死を賭けた行いはほぼすべてのケースで、それまでの全人生の善悪バランスを上書きして地獄行き、天国行きを決めていた。新神法は確かに施行されていた。

日本でクーデターが起き、民主政権が倒されて軍部独裁となった。革命戦闘員の青年が幽霊となってさまよっている。青年の死後の行く末は世論の注目を集めた。それがクーデターの正当性の証となるからである。軍部は青年が天国に召されるように神を説得せよとミレイに命じた。

神殿の中で、神は地獄行き、天国行きの審判結果には神自身も関与できず、それを決めるのは”悠久の時”の回帰作用であるとミレイに告げる。

青年はミレイの恋人だった。結果を尋ねる将軍の心臓をミレイはひと突きにした。ミレイの体を銃弾が襲った。

青年とミレイは手を携えて天国に登っていった。

文字数:1249

内容に関するアピール

舞台は現代。神が発見され、各宗教施設で神との会話や交渉が可能となって以来500年が経つという設定です。人々の善行、悪行は神を祀る神殿と神官たちを通じて記録され、死後の地獄行き、天国行きが決まり、その予測についても人々は生前に知ることができます。
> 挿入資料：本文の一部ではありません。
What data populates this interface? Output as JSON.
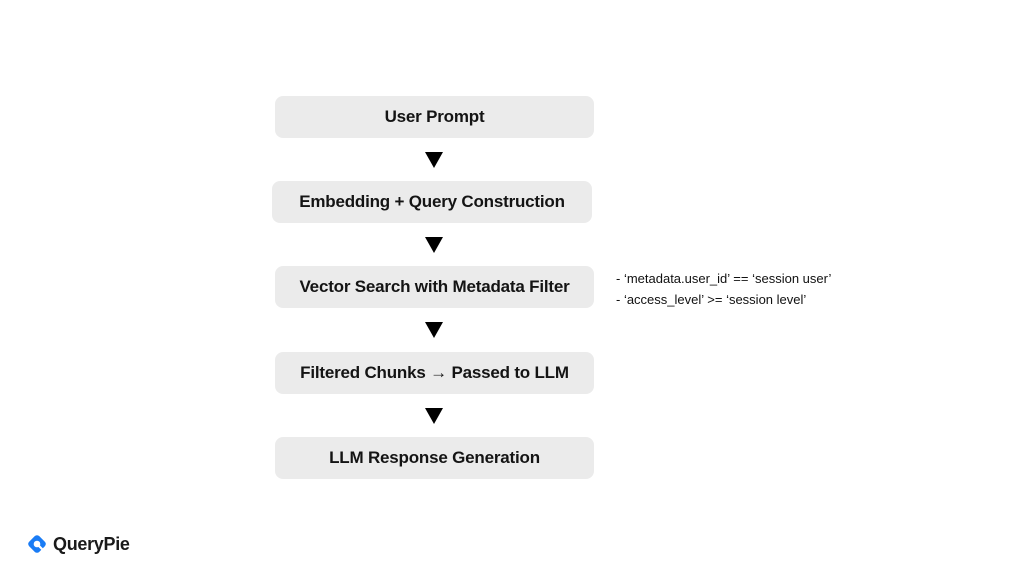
{
  "steps": [
    {
      "label": "User Prompt"
    },
    {
      "label": "Embedding + Query Construction"
    },
    {
      "label": "Vector Search with Metadata Filter"
    },
    {
      "label": "Filtered Chunks → Passed to LLM"
    },
    {
      "label": "LLM Response Generation"
    }
  ],
  "filter_notes": [
    "- ‘metadata.user_id’ == ‘session user’",
    "- ‘access_level’ >= ‘session level’"
  ],
  "brand": {
    "name": "QueryPie",
    "color": "#1a7cf5",
    "logo_icon": "querypie-logo-icon"
  },
  "colors": {
    "box_fill": "#ebebeb",
    "arrow": "#000000"
  }
}
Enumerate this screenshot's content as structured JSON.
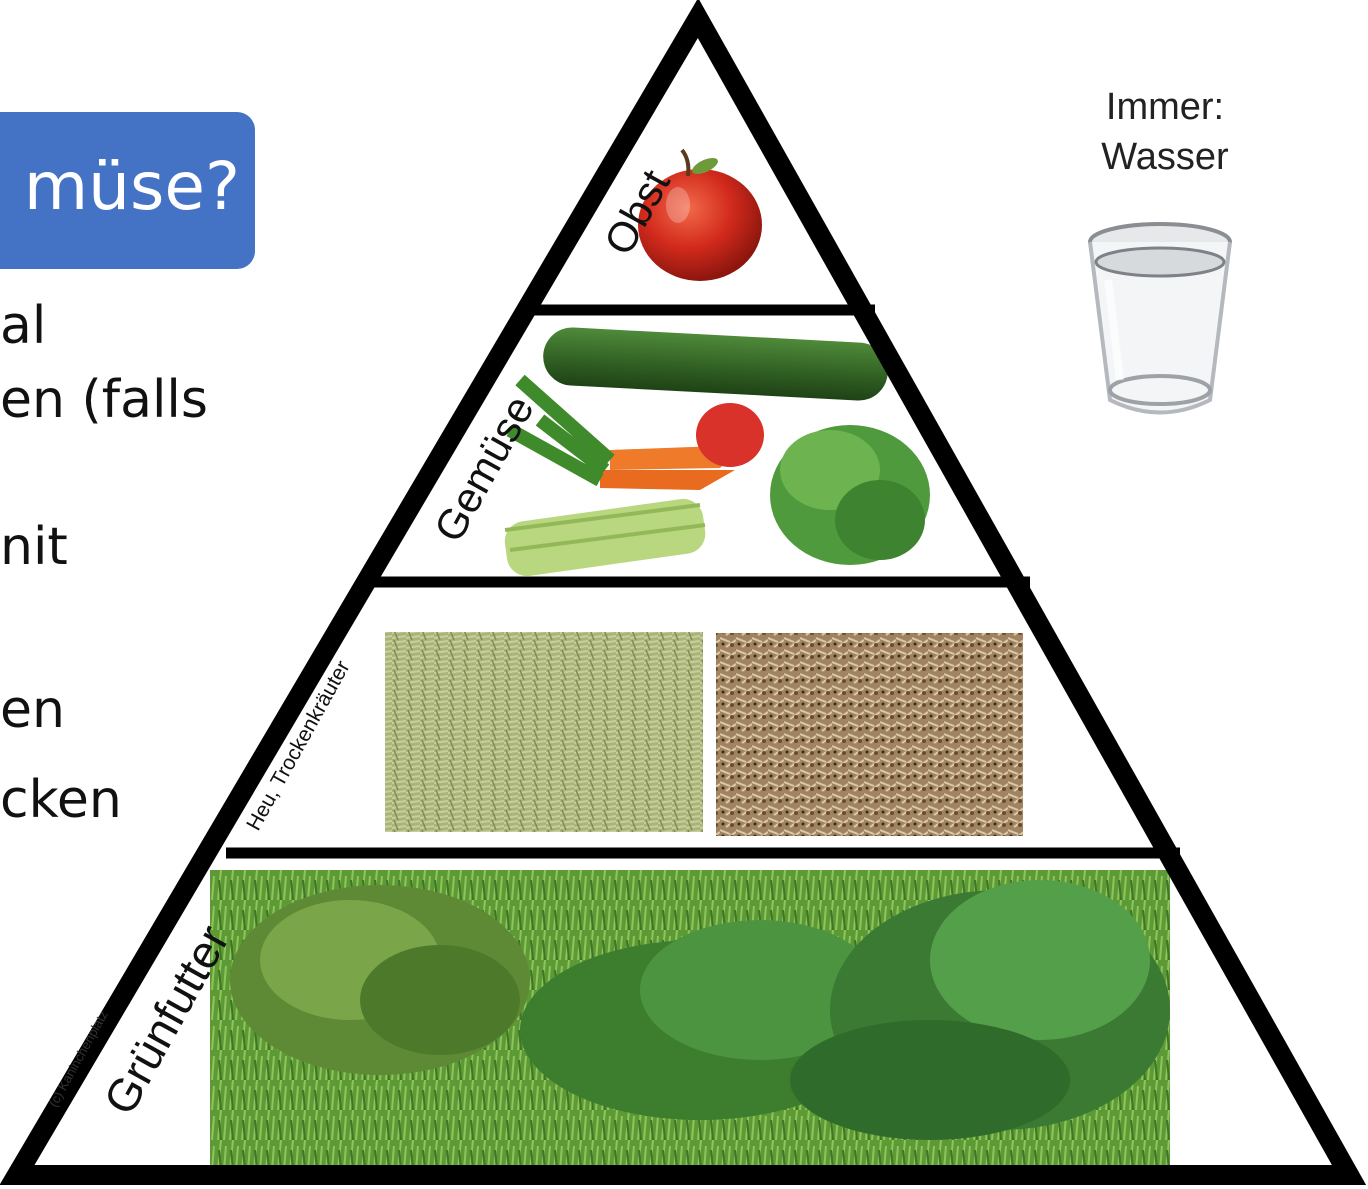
{
  "slide": {
    "title": "müse?",
    "bullets": [
      "al",
      "en (falls",
      "nit",
      "en",
      "cken"
    ]
  },
  "pyramid": {
    "tiers": [
      {
        "label": "Obst"
      },
      {
        "label": "Gemüse"
      },
      {
        "label": "Heu, Trockenkräuter"
      },
      {
        "label": "Grünfutter"
      }
    ],
    "copyright": "(c) Kaninchenplatz",
    "water": {
      "line1": "Immer:",
      "line2": "Wasser"
    }
  }
}
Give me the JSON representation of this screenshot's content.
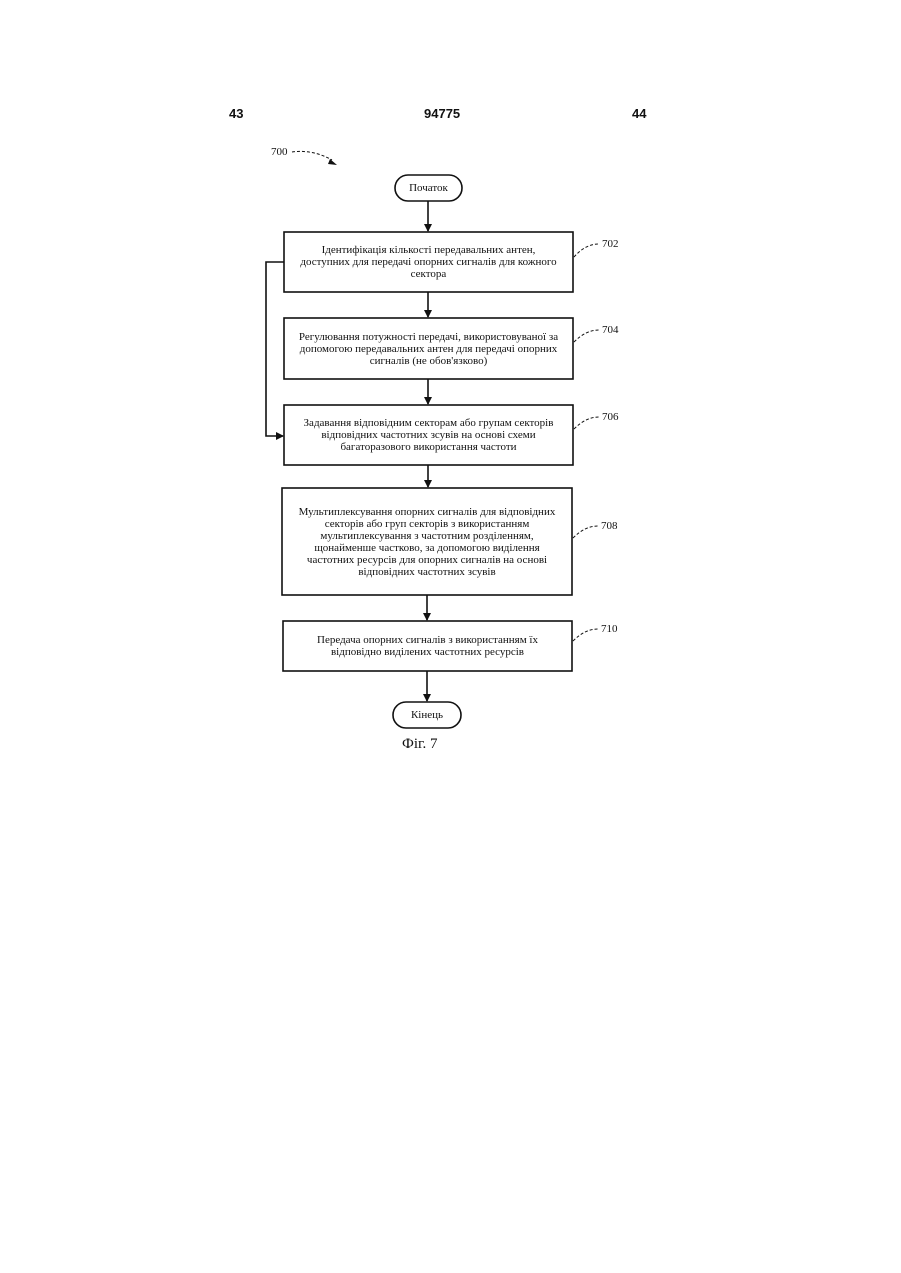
{
  "header": {
    "left": "43",
    "center": "94775",
    "right": "44"
  },
  "diagram": {
    "figure_ref": "700",
    "start": "Початок",
    "end": "Кінець",
    "caption": "Фіг. 7",
    "steps": [
      {
        "ref": "702",
        "text": "Ідентифікація кількості передавальних антен,\nдоступних для передачі опорних сигналів для кожного\nсектора"
      },
      {
        "ref": "704",
        "text": "Регулювання потужності передачі, використовуваної за\nдопомогою передавальних антен для передачі опорних\nсигналів (не обов'язково)"
      },
      {
        "ref": "706",
        "text": "Задавання відповідним секторам або групам секторів\nвідповідних частотних зсувів на основі схеми\nбагаторазового використання частоти"
      },
      {
        "ref": "708",
        "text": "Мультиплексування опорних сигналів для відповідних\nсекторів або груп секторів з використанням\nмультиплексування з частотним розділенням,\nщонайменше частково, за допомогою виділення\nчастотних ресурсів для опорних сигналів на основі\nвідповідних частотних зсувів"
      },
      {
        "ref": "710",
        "text": "Передача опорних сигналів з використанням їх\nвідповідно виділених частотних ресурсів"
      }
    ]
  }
}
ネットサービスの普及によって人々の行いや思考が記録され、ネット接続された神殿から人々の真の姿が神から丸見えになってしまいます。神は天使を使ってビッグデータを処理し、審判を下すようになります。そうなると真の善人などはほとんどおらず、みな脛に傷があることがバレてしまい、特に先進国では地獄行きの人がほとんどとなります。

代々巫女の家系に育ったエリート交渉官の竹宮ミレイは、一発逆転を可能とする「善行レバレッジ神法」を成立させます。天国行きの人々が増え、世の中もよりよくなったかに見えましたが、副作用が激化し、ミレイも大きな決断を迫られます。

ミレイの恋人が関わった軍部クーデターによって日本は復活の可能性をつかむのですが、将来に禍根を残すのは将軍その人でした。ミレイは将軍を殺し、恋人と一緒に天国に行きます。

テーマにしたいのは”コレクトネスとジャスティス”です。何が真実で、何が正義なのかが分からなくなり、目先の”コレクトネス”にこだわって大きな正義を忘れている現代人を風刺した物語としたいです。